The former Aging Partners Fitness Center in downtown Lincoln will be demolished for a temporary parking lot, but officials on Friday asked that the design be reworked to become more aesthetically pleasing.
The fitness center and offices for Aging Partners, a local agency that provides services to Lincoln’s seniors, were combined and relocated to east Lincoln in 2023. Since then, the fitness center, 555 S. Ninth St., has been sitting empty or used as a construction staging area for a supportive housing project being built on the southwest corner of the same block.
With the fitness center five blocks west of the Capitol, any demolition or new construction requires approval from the Nebraska Capitol Environs Commission, which met Friday to consider the request. The joint city-state commission oversees the design of public and private spaces near the Capitol with the goal of ensuring the area remains beautiful.
Commissioners voted 4-0 to allow the demolition, but withheld approval for new construction.

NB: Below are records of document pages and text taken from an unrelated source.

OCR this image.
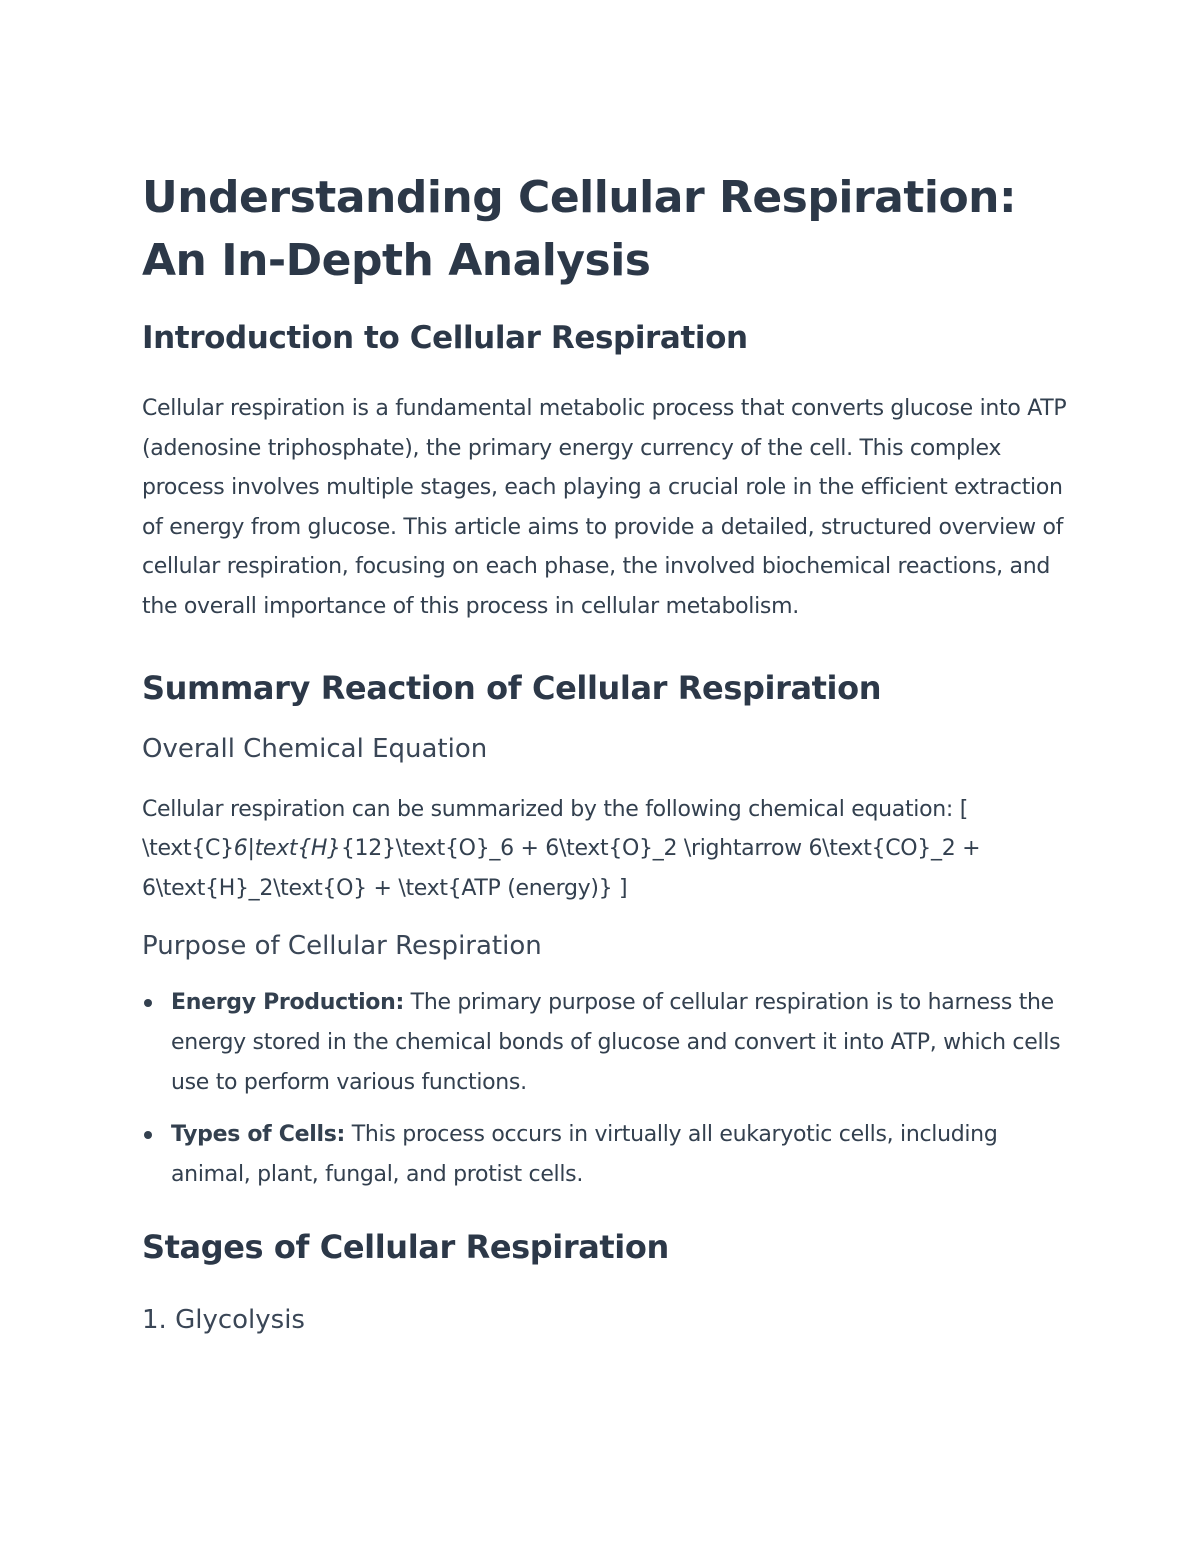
Understanding Cellular Respiration: An In-Depth Analysis
Introduction to Cellular Respiration

Cellular respiration is a fundamental metabolic process that converts glucose into ATP (adenosine triphosphate), the primary energy currency of the cell. This complex process involves multiple stages, each playing a crucial role in the efficient extraction of energy from glucose. This article aims to provide a detailed, structured overview of cellular respiration, focusing on each phase, the involved biochemical reactions, and the overall importance of this process in cellular metabolism.

Summary Reaction of Cellular Respiration
Overall Chemical Equation

Cellular respiration can be summarized by the following chemical equation: [ \text{C}6|text{H}{12}\text{O}_6 + 6\text{O}_2 \rightarrow 6\text{CO}_2 + 6\text{H}_2\text{O} + \text{ATP (energy)} ]

Purpose of Cellular Respiration
Energy Production: The primary purpose of cellular respiration is to harness the energy stored in the chemical bonds of glucose and convert it into ATP, which cells use to perform various functions.
Types of Cells: This process occurs in virtually all eukaryotic cells, including animal, plant, fungal, and protist cells.
Stages of Cellular Respiration
1. Glycolysis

They asked for the design of the lot to be revised to uphold design standards, which discourage parking lots facing the Capitol malls.
The Public Building Commission, which oversees spaces used by city departments and Lancaster County agencies, wants to construct a parking lot with approximately 50 stalls mainly for use by city and county employees.
There may also be some public parking, said Kerin Peterson, administrator of the Public Building Commission, who presented the plan at Friday’s meeting.
Landscape architect Emily Deeker from Olsson, the engineering and design firm for the project, said the plan exceeds the city’s standards in terms of landscape design and screening.
But Bob Ripley — former administrator of the Nebraska State Capitol — said the plan could be better.
“I cannot tell you how I loathe surface parking lots, and that was made very clear in the design standards,” Ripley said. “I consider surface parking lots the sewer of land use developed from the time the automobile was first created.”
Ripley pointed to a lot rimmed by retaining walls, designed by NEBCO at 11th and H streets within the Capitol Environs District, as an example.
“I think all ships rise when we have a high standard,” Ripley said. “It says good things about the Capitol environments.”
Peterson agreed a surface parking lot does not match the long-term vision for the area, but said it will be necessary to accommodate city and county employees when a parking lot they use north of the County-City Building is expanded into a five-level garage. The upper level of that lot also includes parking for individuals going to the County-City Building or the Hall of Justice.
Construction on a new multimodal transportation center for StarTran will also begin soon, disrupting additional employee parking, Peterson said. The center will be built directly south of the County-City Building.
With construction on these two projects expected to last for the next few years, Peterson said turning the fitness center into a parking lot would alleviate some immediate parking issues.
“During this interim, when there’s construction on two blocks, every piece of parking is precious,” Peterson said. “I mean, a block of 15 stalls somewhere is precious.”
The supportive housing project at 810 J St., west of the fitness center, also replaced a former parking lot for public employees.
Parking lot’s timespan unclear
Earlier in the meeting, city planner Collin Christopher provided context for the long-term vision for land use around the County-City Building, including the Aging Partners property.
Christopher said the city hopes J Street will become an entrance to an emerging South Haymarket district, which is expected to develop over the next 20 years. A parking lot at Ninth and J streets would not be permanent, Christopher said, but it could be there for a decade or longer.
“You are being asked to evaluate something that doesn’t necessarily have a timeline for how long it’s going to be there,” Christopher said.
In the future, J Street is expected to become a medium-density residential street, Christopher said. The parking lot would likely become housing or office space as South Haymarket develops, he said.
“We view it as a positive, if not perfect, solution,” Christopher said.
Kile Johnson, chair of the Nebraska Capitol Environs Commission, asked the Public Building Commission and Olsson to revise the designs and present options with more decorative screening.
“I think the idea of bringing some options would be a good idea, and with the idea of keep it inexpensive, but make it wonderful,” Johnson said.
Present voting members were Eileen Bergt, Andrea Gebhart, David Quade and Johnson. Heidi Cuca, David Landis and Ann Post were not present.
The commission will next meet Oct. 24 at 8:30 a.m. at the County-City Building.